Kazakhstan flag carrier Air Astana said it had signed a letter of intent to order 30 Boeing 737 MAX 8 jets for its recently launched FlyArystan low-cost subsidiary.

Such draft deals can take time to turn into final contracts but the signing gave embattled Boeing a public boost as it faces concerns over increased regulatory scrutiny following two fatal accidents that led to the eight-month-old grounding.

"We are confident in Boeing's professionalism to overcome interim technical difficulties," Air Astana Chief Planning Officer Alma Aliguzhinova told reporters when asked about the decision to back the MAX.

But the U.S. planemaker's chances of finalising a separate deal for 40 787 Dreamliners at the show appeared to have slipped from its grasp as delegates reported tough negotiations with host carrier Emirates and official state business slowed.

The United Arab Emirates declared three days of mourning late on Monday following the death of the president’s representative and brother, Sheikh Khalifa bin Zayed al-Nahyan.

Local radio stations cancelled their planned programming in line with traditions when the country in mourning and no music was being played at the airshow on Tuesday.

Global regulators halted commercial flights of Boeing's widely sold 737 MAX jet in March after two fatal accidents.

Plans for the jet's return to commercial service have been pushed back to early 2020 as Boeing finalises software and training revisions that need regulatory approval.

Air Astana intends to hold 15 of the proposed Boeing 737 MAX aircraft directly and may finance the rest through a lease transaction, Aliguzhinova said, adding that it would not change the composition of its main fleet including Airbus jets.

Separately, an unnamed airline signed a firm order for 10 Boeing 737 MAX 7 and 10 Boeing MAX 10 jets, a person familiar with the matter said.


Elsewhere at the largest Middle East air event, Saudi budget airline Flynas agreed to buy 10 long-range A321XLR jets after Reuters reported it aimed to expand its Airbus AIR.PAfleet.

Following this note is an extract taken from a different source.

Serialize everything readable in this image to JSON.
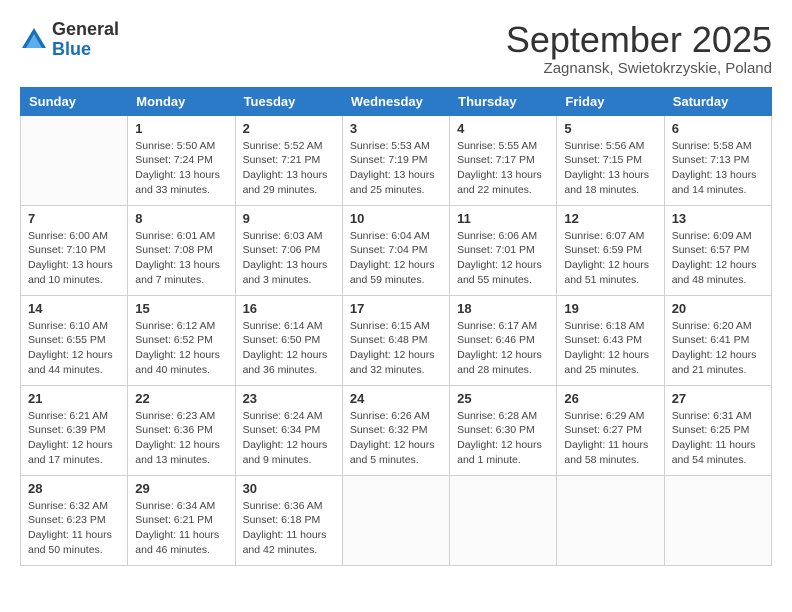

In deals involving Africa, which is trying to liberalise its skies to win back regional traffic from Middle East carriers, Airbus unveiled a provisional order for eight of its small A220 jets from Air Senegal, while Ghana's government provisionally ordered three Boeing 787 to help set up a new home-based carrier.

Leasing giant GECAS confirmed a new order for 25 Airbus planes including 12 A330neo, first reported by Reuters, as well as plans to convert another seven aircraft to a different model.

The order involves a potentially key endorsement for the Rolls-Royce-powered A330neo from the affiliate of a rival engine maker, and continues the diversification of GECAS's portfolio from mainly General Electric Co GE.Nengines under a recently renewed management.

Airbus has had mixed fortunes on the aircraft in recent weeks as Emirates dropped plans to order the A330neo while expanding an order for newer A350s and the U.S Federal Aviation Administration downgraded Malaysia, in a move that analysts said could hit plans by AirAsia to fly A330neos to the United States.

Emirates President Tim Clark confirmed on Tuesday that it had not ruled out looking at the A330neo at a later stage.

The fate of the A30neo at Emirates is in part linked to whether the airline has a place for the competing Boeing 787-10.